Le nombre de médecins quittant le pays et de patients cherchant des soins à l’étranger est une autre indication de cet échec. La situation critique de notre système de santé est palpable lors d’une simple visite à l’hôpital, où l’accès aux soins n’est pas garanti et la qualité de la prise en charge n’est pas à envier. L’inertie du gouvernement dans ce domaine laisse penser que son rôle consiste à faciliter la fuite des compétences médicales et à externaliser les soins (en pays étrangers) pour les plus fortunées ou les proches du pouvoir.
Le secteur des transports collectifs urbains, vital pour le développement économique et le bien-être des populations, est également négligé.
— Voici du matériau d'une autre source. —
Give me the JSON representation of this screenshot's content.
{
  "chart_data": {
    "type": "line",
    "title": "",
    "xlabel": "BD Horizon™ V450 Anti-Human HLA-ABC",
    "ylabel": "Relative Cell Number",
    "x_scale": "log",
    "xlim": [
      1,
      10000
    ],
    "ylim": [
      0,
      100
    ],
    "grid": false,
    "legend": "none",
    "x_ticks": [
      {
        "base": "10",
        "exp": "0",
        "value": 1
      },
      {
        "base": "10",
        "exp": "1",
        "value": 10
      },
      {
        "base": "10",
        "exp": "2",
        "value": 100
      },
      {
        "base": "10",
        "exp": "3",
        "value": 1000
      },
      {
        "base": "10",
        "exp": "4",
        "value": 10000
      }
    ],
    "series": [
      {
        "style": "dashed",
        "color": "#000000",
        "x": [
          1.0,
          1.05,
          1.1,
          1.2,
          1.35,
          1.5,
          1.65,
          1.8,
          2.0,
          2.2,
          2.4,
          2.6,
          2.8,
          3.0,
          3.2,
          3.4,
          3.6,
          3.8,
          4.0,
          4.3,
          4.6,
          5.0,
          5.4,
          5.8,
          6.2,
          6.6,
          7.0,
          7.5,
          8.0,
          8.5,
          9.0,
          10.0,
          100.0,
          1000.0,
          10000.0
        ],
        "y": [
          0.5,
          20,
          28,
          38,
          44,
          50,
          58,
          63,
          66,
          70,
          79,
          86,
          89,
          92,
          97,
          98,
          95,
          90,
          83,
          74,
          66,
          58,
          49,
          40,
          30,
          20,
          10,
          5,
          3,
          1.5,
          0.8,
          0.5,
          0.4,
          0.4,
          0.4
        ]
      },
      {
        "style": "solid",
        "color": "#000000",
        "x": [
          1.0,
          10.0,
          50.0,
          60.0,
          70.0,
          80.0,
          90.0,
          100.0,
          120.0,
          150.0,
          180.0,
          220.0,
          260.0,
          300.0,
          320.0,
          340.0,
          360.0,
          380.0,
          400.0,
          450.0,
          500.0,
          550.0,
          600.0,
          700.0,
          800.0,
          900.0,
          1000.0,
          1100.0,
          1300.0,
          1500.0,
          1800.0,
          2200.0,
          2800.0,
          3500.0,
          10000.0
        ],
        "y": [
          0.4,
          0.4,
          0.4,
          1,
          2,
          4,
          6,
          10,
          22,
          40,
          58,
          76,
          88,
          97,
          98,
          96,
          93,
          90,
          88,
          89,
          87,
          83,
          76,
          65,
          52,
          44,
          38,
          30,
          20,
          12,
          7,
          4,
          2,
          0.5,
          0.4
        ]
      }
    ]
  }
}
Il ne connait en effet aucun aménagement spécifique et ne fait l’objet d’aucun intérêt des pouvoir publics. Alors que les besoins en mobilité explosent, les investissements dans les infrastructures de transport en commun, comme le rail, le métro et le tramway, restent au stade de projets pilotes, tandis que le transport par câble, bien que novateur, l’insignifiance de ses infrastructures le relègue au rang de curiosité et d’attraction foraine plutôt que de solution viable.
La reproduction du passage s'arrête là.